I came up with this whole thing some years ago and dubbed it the Universal Theory of Decisions' which, stated in one line, is: A decision is either easy or it doesn't matter'.

There's a corollary, though, which I've never managed to get as succinct as the first bit: If the decision isn't easy and does (seem to) matter, then you're thinking about the wrong decision. This covers the situations like getting stuck deciding which university to go to. The real decision is usually something like 'do I have enough information to make this decision?', to which the answer is No, so you just get on and get more information: no agonising required.

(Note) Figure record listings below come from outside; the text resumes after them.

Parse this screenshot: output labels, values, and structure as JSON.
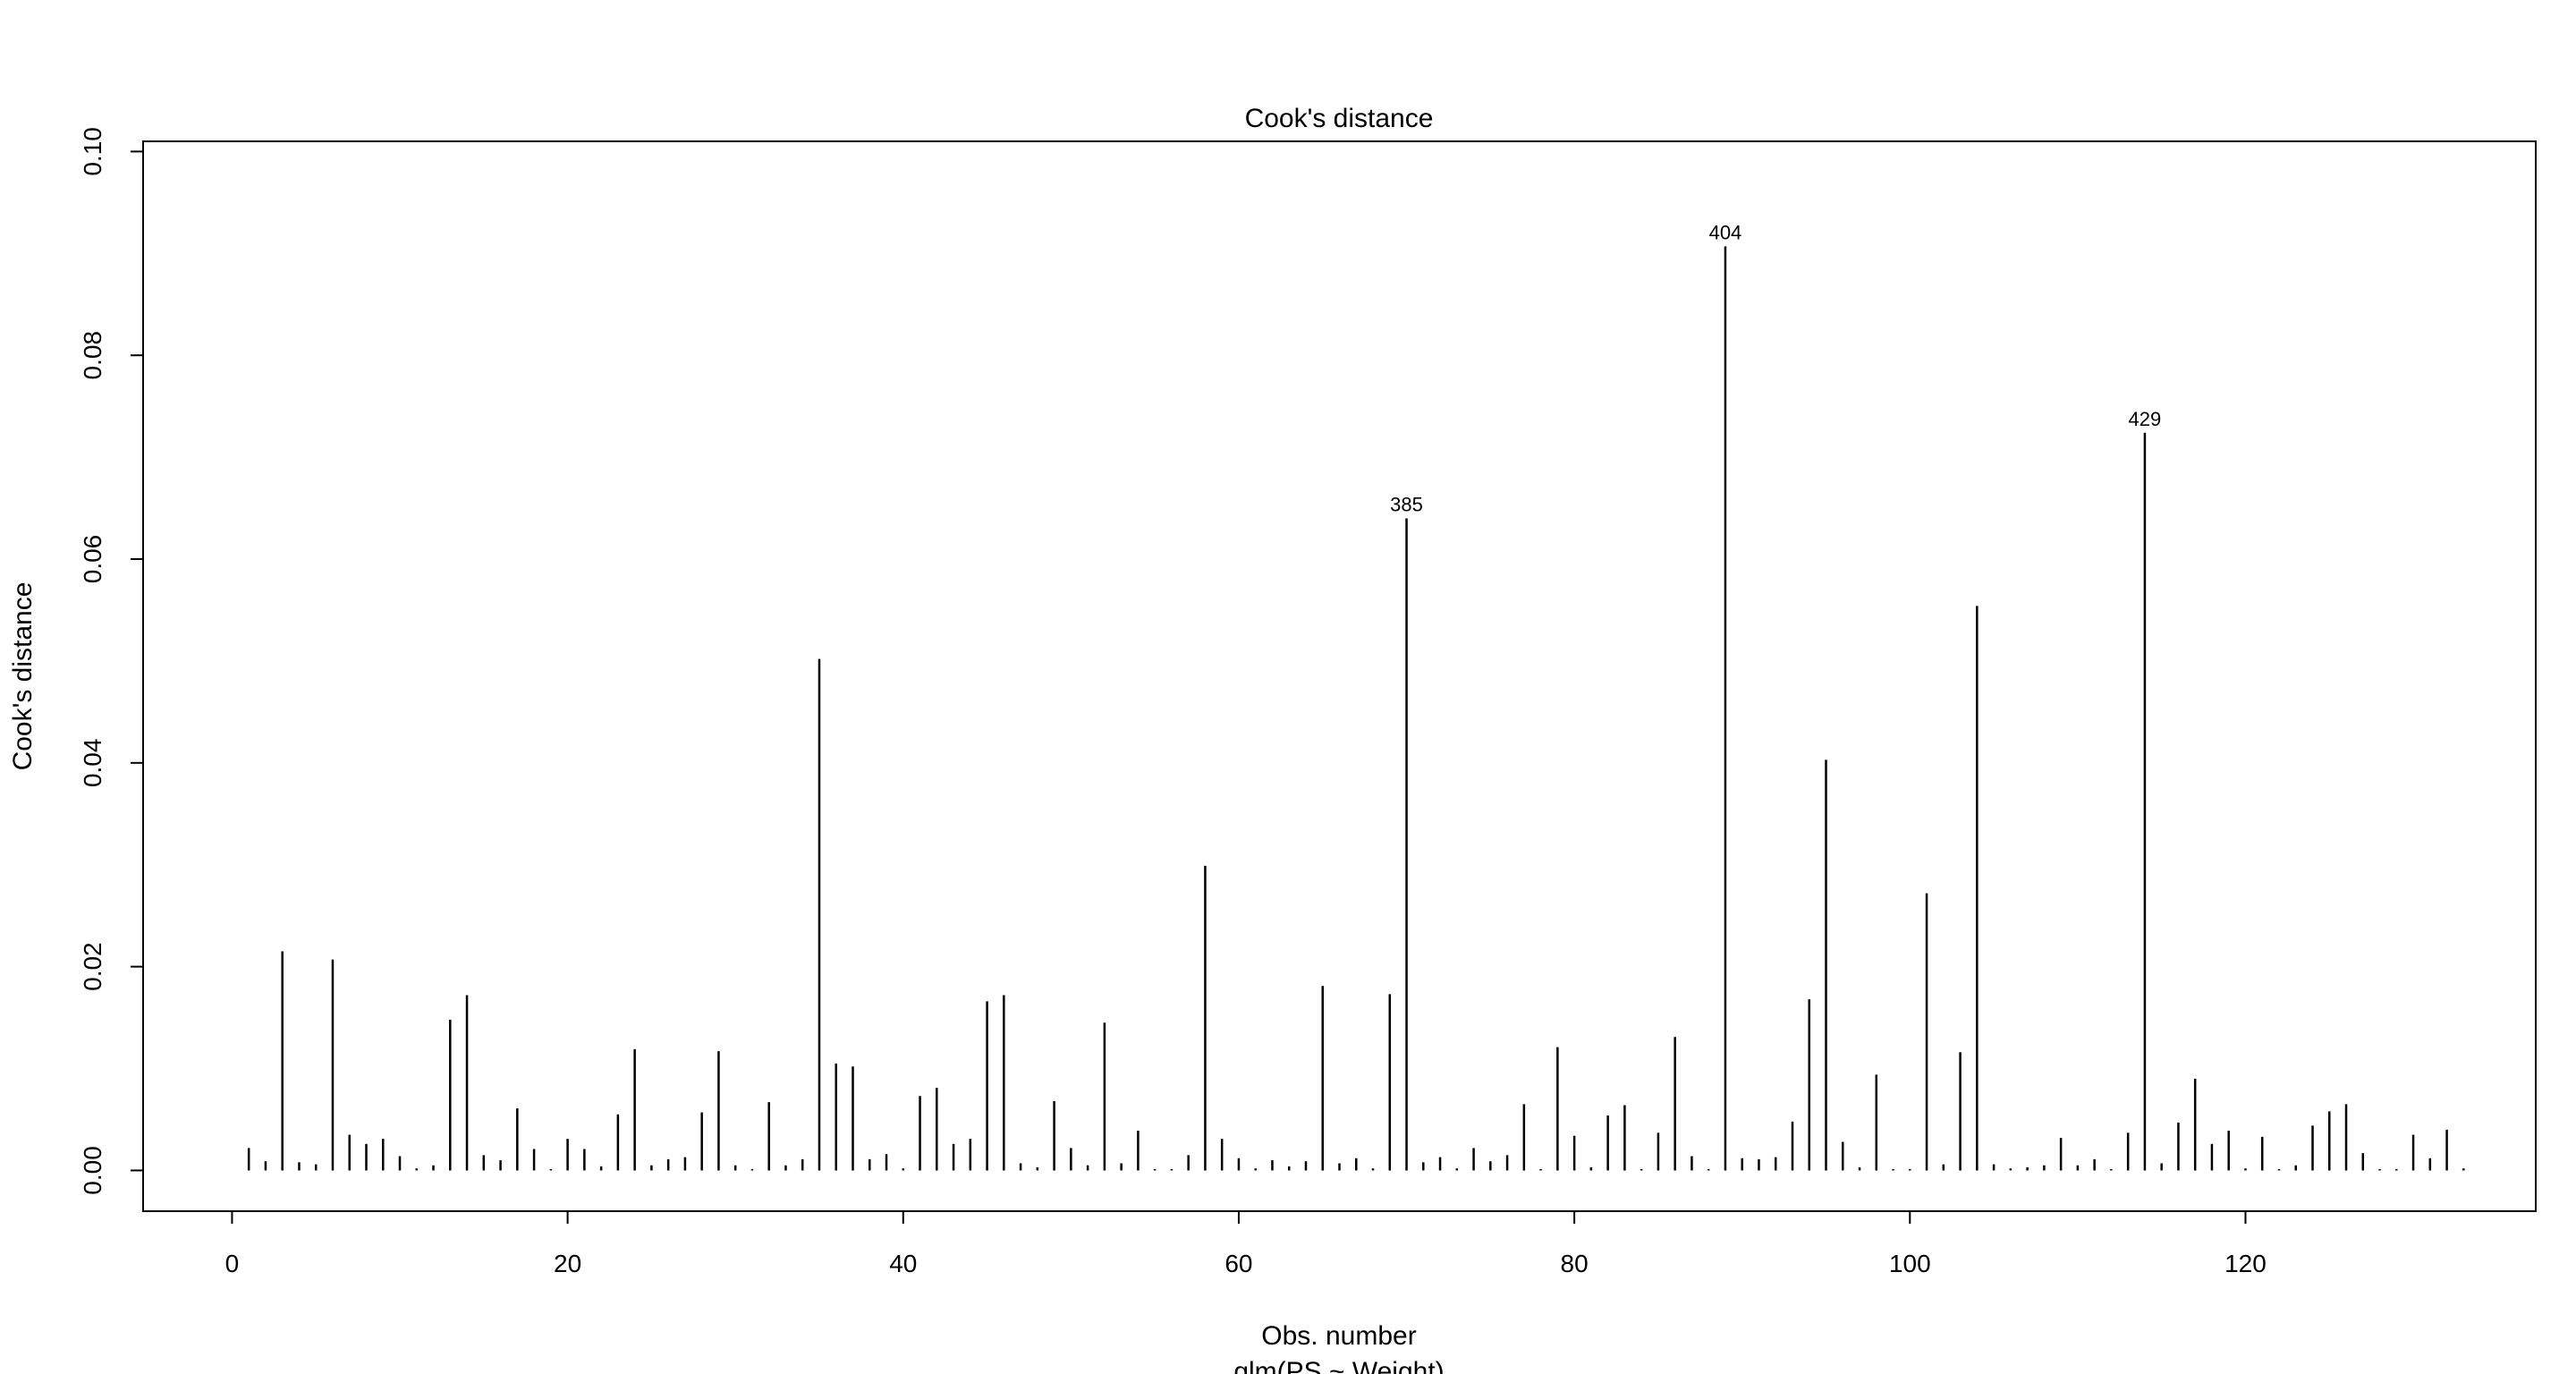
{
  "chart_data": {
    "type": "bar",
    "title": "Cook's distance",
    "xlabel": "Obs. number",
    "sublabel": "glm(PS ~ Weight)",
    "ylabel": "Cook's distance",
    "xlim": [
      -5.3,
      137.3
    ],
    "ylim": [
      -0.004,
      0.101
    ],
    "xticks": [
      0,
      20,
      40,
      60,
      80,
      100,
      120
    ],
    "yticks": [
      0.0,
      0.02,
      0.04,
      0.06,
      0.08,
      0.1
    ],
    "ytick_labels": [
      "0.00",
      "0.02",
      "0.04",
      "0.06",
      "0.08",
      "0.10"
    ],
    "grid": false,
    "legend": "none",
    "x": [
      1,
      2,
      3,
      4,
      5,
      6,
      7,
      8,
      9,
      10,
      11,
      12,
      13,
      14,
      15,
      16,
      17,
      18,
      19,
      20,
      21,
      22,
      23,
      24,
      25,
      26,
      27,
      28,
      29,
      30,
      31,
      32,
      33,
      34,
      35,
      36,
      37,
      38,
      39,
      40,
      41,
      42,
      43,
      44,
      45,
      46,
      47,
      48,
      49,
      50,
      51,
      52,
      53,
      54,
      55,
      56,
      57,
      58,
      59,
      60,
      61,
      62,
      63,
      64,
      65,
      66,
      67,
      68,
      69,
      70,
      71,
      72,
      73,
      74,
      75,
      76,
      77,
      78,
      79,
      80,
      81,
      82,
      83,
      84,
      85,
      86,
      87,
      88,
      89,
      90,
      91,
      92,
      93,
      94,
      95,
      96,
      97,
      98,
      99,
      100,
      101,
      102,
      103,
      104,
      105,
      106,
      107,
      108,
      109,
      110,
      111,
      112,
      113,
      114,
      115,
      116,
      117,
      118,
      119,
      120,
      121,
      122,
      123,
      124,
      125,
      126,
      127,
      128,
      129,
      130,
      131,
      132,
      133
    ],
    "values": [
      0.0022,
      0.0009,
      0.0215,
      0.0008,
      0.0006,
      0.0207,
      0.0035,
      0.0026,
      0.0031,
      0.0014,
      0.0002,
      0.0005,
      0.0148,
      0.0172,
      0.0015,
      0.001,
      0.0061,
      0.0021,
      0.0001,
      0.0031,
      0.0021,
      0.0004,
      0.0055,
      0.0119,
      0.0005,
      0.0011,
      0.0013,
      0.0057,
      0.0117,
      0.0005,
      0.0001,
      0.0067,
      0.0005,
      0.0011,
      0.0502,
      0.0105,
      0.0102,
      0.0011,
      0.0016,
      0.0002,
      0.0073,
      0.0081,
      0.0026,
      0.0031,
      0.0166,
      0.0172,
      0.0007,
      0.0003,
      0.0068,
      0.0022,
      0.0005,
      0.0145,
      0.0007,
      0.0039,
      0.0001,
      0.0001,
      0.0015,
      0.0299,
      0.0031,
      0.0012,
      0.0002,
      0.001,
      0.0004,
      0.0009,
      0.0181,
      0.0007,
      0.0012,
      0.0002,
      0.0173,
      0.064,
      0.0008,
      0.0013,
      0.0002,
      0.0022,
      0.0009,
      0.0015,
      0.0065,
      0.0001,
      0.0121,
      0.0034,
      0.0003,
      0.0054,
      0.0064,
      0.0001,
      0.0037,
      0.0131,
      0.0014,
      0.0001,
      0.0907,
      0.0012,
      0.0011,
      0.0013,
      0.0048,
      0.0168,
      0.0403,
      0.0028,
      0.0003,
      0.0094,
      0.0001,
      0.0001,
      0.0272,
      0.0006,
      0.0116,
      0.0554,
      0.0006,
      0.0002,
      0.0003,
      0.0005,
      0.0032,
      0.0005,
      0.0011,
      0.0001,
      0.0037,
      0.0724,
      0.0007,
      0.0047,
      0.009,
      0.0026,
      0.0039,
      0.0002,
      0.0033,
      0.0001,
      0.0005,
      0.0044,
      0.0058,
      0.0065,
      0.0017,
      0.0001,
      0.0001,
      0.0035,
      0.0012,
      0.004,
      0.0002
    ],
    "annotations": [
      {
        "x": 70,
        "y": 0.064,
        "text": "385"
      },
      {
        "x": 89,
        "y": 0.0907,
        "text": "404"
      },
      {
        "x": 114,
        "y": 0.0724,
        "text": "429"
      }
    ]
  }
}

Someone pointed out recently that this Universal Theory of Decisions is closely related to Susan Blackmore's 'no free-will' approach outlined in The Meme Machine. Whether it is or not, I've found that the application frees up my time and mental energy to get on with things that are more productive. I do occasionally need to be reminded that I'm stressing over a decision that doesn't matter, though. But then I guess that means I'm still human.

I disagree. There's two ways choices can be hard. The difference is in the expected disutility of the negation. Low disutility: it's difficult because you want them both about equally. Flip a coin. High disutility: you desperately don't want to abandon either.

In that second case, it's worth trying to bisect the dilemma. "Might it not be possible to be a multi-class scientist/florist, even if it slows me gaining levels?"

Douglas Knight:

It's more amusing if you get the outside input from other people. (but it's biased)

Not at all - just internally number the choices, and ask a friend to choose 1, 2, or 3. Then, again, react to the result emotionally and act on your reaction. My girlfriend and I do this all the time.

I wouldn't trust random numbers from people, though. Making random numbers is nigh impossible for the human brain.

I think that agonizing over choices generally represents an attempt to internally simulate the outcome, which is uncertain. This is true for both the restaurant example (I visualize myself eating the hotdog. Does that seem pleasurable?), and the college (I visualize myself with the degree, possibly working in the field). If utility is high enough but uncertainty is still high, then it makes sense to continue simulating possible branches and weighing them in. Though I agree that at that point a well-structured way of doing that is preferable.

The problem is when gathering more information can be costly. If you're undecided about whether to pursue a romantic relationship with A or with B (who know each other, and neither of whom is polyamorous, gathering more info about A (if done wrong) can harm your chances with B and vice versa.

So, uh, why did evolution make us agonize over choices at all, if you say they don't matter? I think they matter. This reminds me of my exchange with Wei:

Why do we divide possible news into "good" and "bad", and "hope" for good news? Does that serve some useful cognitive function, and if so, how?

About the cognitive function of "hope": it makes evolutionary sense to become all active and bothered when a big pile of utility hinges on a single uncertain event in the near future, because that makes you frantically try to influence that event.

It seems to me that we agonize over hard choices for a similar reason. A big pile of utility hinges on some uncertainty, and we frantically try to reduce that uncertainty.